Since proteins and carbohydrates have the same average fuel value and the ash of food does not as a rule constitute a large percentage, the striking differences in the weights of the various foods required to furnish 100 Calories are usually referable to differences in water content or fat content or both. That beans have nearly 20 times the fuel value of celery is essentially due to the difference in moisture, while the difference in fuel value between lean beef and bacon, or between codfish and salmon, is chiefly a matter of fat content. Meat free from fat is about three fourths water and one fourth protein, and so has a fuel value of about one Calorie per gram, while clear fat has a fuel value about nine times as great.

Fuel values of meats as given in the standard tables are apt to be somewhat misleading, inasmuch as they allow for all the fat ordinarily found on the various cuts as taken from the animal, whereas in many cases a considerable part of this fat is trimmed off by the butcher and treated as a by-product; and often much of the remaining fat is removed either in the kitchen or at the table. If a pound of steak consists of 14 ounces of clear lean, and 2 ounces of clear fat, and the fat is not eaten, at least half of the total fuel value of the pound of steak is lost.

Many vegetables are more watery than lean meats and so contrast even more strikingly with the fats. An ounce of clear fat pork is equal in fuel value to about two pounds of cabbage; an ounce of olive oil to over three pounds of lettuce.

In connection with such comparisons of fuel value, however, it should be emphasized that the fuel value of a food, while of primary importance, is not alone a complete measure of its nutritive value, which will depend in part also upon the amounts and forms of nitrogen, phosphorus, iron, and various other essential elements furnished by the food.

In order to indicate relative richness in nitrogenous constituents (protein), it is not uncommon to state the "nutritive ratio" along with the fuel value of a food. The "nutritive ratio" or "nutrient ratio" is the ratio of non-nitrogenous to nitrogenous nutrients, compared on the basis of fuel values. Since the fuel values of carbohydrates and protein are taken as equal (4 Calories per gram), and that of fats as 2¼ times as great (9 Calories per gram), the nutritive or nutrient ratio may be shown as follows:

Carbohydrate + 2¼Fat : Protein :: x : 1; or the ratio may be expressed in the form of a fraction:

Carbohydrate + 2¼ Fat Protein.

These expressions can, of course, be applied equally well to percentages or to weights of nutrients.

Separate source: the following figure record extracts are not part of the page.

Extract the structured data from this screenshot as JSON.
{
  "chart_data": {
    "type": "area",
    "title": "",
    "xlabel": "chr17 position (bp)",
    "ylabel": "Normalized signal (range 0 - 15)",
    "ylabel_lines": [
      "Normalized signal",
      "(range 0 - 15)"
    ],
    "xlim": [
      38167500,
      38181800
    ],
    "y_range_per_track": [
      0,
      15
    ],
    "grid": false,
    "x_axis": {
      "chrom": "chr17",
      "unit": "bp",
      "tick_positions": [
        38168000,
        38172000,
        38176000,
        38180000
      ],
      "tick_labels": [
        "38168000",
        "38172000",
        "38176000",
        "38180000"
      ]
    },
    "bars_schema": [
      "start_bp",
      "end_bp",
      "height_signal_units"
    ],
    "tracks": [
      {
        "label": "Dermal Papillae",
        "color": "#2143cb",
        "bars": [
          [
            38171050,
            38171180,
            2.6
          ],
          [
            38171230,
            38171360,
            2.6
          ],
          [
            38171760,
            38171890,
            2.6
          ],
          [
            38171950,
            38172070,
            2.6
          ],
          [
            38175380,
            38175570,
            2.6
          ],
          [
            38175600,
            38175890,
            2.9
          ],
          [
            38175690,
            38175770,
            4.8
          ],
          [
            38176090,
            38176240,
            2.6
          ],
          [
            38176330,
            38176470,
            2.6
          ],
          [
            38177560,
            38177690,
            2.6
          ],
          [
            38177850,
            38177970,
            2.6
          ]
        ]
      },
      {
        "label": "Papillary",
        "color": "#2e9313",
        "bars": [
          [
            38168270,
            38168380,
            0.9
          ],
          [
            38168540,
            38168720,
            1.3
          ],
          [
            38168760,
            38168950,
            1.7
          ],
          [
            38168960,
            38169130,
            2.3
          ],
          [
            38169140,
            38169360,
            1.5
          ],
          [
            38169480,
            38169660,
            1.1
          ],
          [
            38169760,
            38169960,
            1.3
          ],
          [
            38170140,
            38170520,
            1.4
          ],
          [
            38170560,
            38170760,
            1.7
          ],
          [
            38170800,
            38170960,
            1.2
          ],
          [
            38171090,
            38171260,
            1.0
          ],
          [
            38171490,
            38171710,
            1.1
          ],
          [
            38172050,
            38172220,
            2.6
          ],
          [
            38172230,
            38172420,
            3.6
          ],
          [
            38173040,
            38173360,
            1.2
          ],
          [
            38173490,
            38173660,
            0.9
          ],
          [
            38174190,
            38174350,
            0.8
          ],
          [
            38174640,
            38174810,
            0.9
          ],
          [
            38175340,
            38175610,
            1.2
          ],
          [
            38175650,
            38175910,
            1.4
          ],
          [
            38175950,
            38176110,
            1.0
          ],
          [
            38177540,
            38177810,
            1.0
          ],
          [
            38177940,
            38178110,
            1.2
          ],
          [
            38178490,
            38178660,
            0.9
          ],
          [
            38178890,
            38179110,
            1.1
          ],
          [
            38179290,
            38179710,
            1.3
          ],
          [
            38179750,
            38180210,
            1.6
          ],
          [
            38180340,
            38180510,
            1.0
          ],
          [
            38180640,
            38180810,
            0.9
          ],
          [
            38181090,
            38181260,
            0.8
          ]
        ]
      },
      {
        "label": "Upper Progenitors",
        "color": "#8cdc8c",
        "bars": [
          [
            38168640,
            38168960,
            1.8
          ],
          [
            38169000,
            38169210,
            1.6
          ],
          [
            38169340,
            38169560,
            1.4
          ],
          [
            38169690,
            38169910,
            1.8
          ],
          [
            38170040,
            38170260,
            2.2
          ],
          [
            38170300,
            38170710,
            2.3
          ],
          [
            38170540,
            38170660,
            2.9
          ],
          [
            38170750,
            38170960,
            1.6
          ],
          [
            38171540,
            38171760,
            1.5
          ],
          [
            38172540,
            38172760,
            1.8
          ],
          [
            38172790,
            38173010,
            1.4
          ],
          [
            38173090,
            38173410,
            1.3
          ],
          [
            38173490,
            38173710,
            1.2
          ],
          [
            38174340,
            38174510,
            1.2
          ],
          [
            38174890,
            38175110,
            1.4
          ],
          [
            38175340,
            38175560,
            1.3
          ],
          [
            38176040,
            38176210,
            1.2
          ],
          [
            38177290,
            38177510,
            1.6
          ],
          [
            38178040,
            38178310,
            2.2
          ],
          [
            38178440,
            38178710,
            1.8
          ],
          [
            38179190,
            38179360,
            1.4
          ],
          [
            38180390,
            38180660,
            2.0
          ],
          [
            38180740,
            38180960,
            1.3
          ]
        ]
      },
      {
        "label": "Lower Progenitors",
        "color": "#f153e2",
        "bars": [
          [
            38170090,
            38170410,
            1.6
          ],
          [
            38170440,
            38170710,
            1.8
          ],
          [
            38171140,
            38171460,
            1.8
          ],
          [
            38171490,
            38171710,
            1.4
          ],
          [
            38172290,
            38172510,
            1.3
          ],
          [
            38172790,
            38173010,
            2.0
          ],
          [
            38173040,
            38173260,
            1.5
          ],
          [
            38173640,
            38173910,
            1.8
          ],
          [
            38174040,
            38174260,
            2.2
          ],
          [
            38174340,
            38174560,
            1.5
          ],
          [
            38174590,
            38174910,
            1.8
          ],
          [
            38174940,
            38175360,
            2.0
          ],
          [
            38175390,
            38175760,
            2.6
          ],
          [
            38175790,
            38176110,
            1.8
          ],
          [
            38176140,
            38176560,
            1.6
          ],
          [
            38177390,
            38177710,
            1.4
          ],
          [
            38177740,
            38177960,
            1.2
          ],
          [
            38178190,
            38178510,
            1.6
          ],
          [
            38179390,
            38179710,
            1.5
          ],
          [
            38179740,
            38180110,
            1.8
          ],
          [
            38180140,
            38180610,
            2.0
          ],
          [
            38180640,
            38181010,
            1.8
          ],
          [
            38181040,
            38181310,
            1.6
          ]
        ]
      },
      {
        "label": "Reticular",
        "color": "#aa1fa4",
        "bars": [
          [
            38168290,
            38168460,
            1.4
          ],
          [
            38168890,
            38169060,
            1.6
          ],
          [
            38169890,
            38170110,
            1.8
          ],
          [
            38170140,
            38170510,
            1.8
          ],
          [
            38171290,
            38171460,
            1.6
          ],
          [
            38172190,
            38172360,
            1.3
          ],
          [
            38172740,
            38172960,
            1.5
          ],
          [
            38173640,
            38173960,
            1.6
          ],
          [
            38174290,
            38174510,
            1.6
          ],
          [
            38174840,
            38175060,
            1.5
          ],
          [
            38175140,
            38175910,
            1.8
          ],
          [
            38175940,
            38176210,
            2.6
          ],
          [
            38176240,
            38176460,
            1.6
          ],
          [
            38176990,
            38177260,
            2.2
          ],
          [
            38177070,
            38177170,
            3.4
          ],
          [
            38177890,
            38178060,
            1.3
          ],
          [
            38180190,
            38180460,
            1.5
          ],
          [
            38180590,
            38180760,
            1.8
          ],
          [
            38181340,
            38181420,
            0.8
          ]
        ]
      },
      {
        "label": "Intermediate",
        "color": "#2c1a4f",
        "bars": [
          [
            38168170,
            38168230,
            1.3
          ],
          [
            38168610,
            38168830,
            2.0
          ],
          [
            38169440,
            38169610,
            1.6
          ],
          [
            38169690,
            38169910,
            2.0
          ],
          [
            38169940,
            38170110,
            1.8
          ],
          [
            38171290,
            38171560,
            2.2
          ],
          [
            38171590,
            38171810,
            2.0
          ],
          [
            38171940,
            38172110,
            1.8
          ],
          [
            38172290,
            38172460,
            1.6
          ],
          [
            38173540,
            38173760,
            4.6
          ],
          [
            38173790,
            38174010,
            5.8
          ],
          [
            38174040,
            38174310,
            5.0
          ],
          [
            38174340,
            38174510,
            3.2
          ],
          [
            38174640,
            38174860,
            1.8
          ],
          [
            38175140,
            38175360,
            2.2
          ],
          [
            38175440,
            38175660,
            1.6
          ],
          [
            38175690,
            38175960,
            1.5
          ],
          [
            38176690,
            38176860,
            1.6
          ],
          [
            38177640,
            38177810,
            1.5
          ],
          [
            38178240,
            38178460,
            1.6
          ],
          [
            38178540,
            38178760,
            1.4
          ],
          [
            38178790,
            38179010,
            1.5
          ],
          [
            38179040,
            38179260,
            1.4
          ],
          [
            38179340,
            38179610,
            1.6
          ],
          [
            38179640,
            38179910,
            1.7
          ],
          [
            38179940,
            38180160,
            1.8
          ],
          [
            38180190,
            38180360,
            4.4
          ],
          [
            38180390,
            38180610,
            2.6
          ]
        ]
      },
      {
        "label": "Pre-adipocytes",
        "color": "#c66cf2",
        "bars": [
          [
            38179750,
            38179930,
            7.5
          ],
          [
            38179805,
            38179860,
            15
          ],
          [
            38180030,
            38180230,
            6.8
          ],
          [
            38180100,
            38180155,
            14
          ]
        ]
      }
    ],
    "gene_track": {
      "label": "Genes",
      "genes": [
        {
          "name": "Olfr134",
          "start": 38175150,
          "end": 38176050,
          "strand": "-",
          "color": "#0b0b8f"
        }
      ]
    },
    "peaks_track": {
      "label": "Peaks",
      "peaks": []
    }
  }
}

The same information as is given by the statement of fuel value per pound and nutritive ratio may be obtained by comparing the weight of 100-Calorie portions and the percentages of calories supplied by protein as shown in the above table. The statement that 19 per cent of the calories of milk are furnished by protein is equivalent to giving the nutritive ratio of milk as 4.3.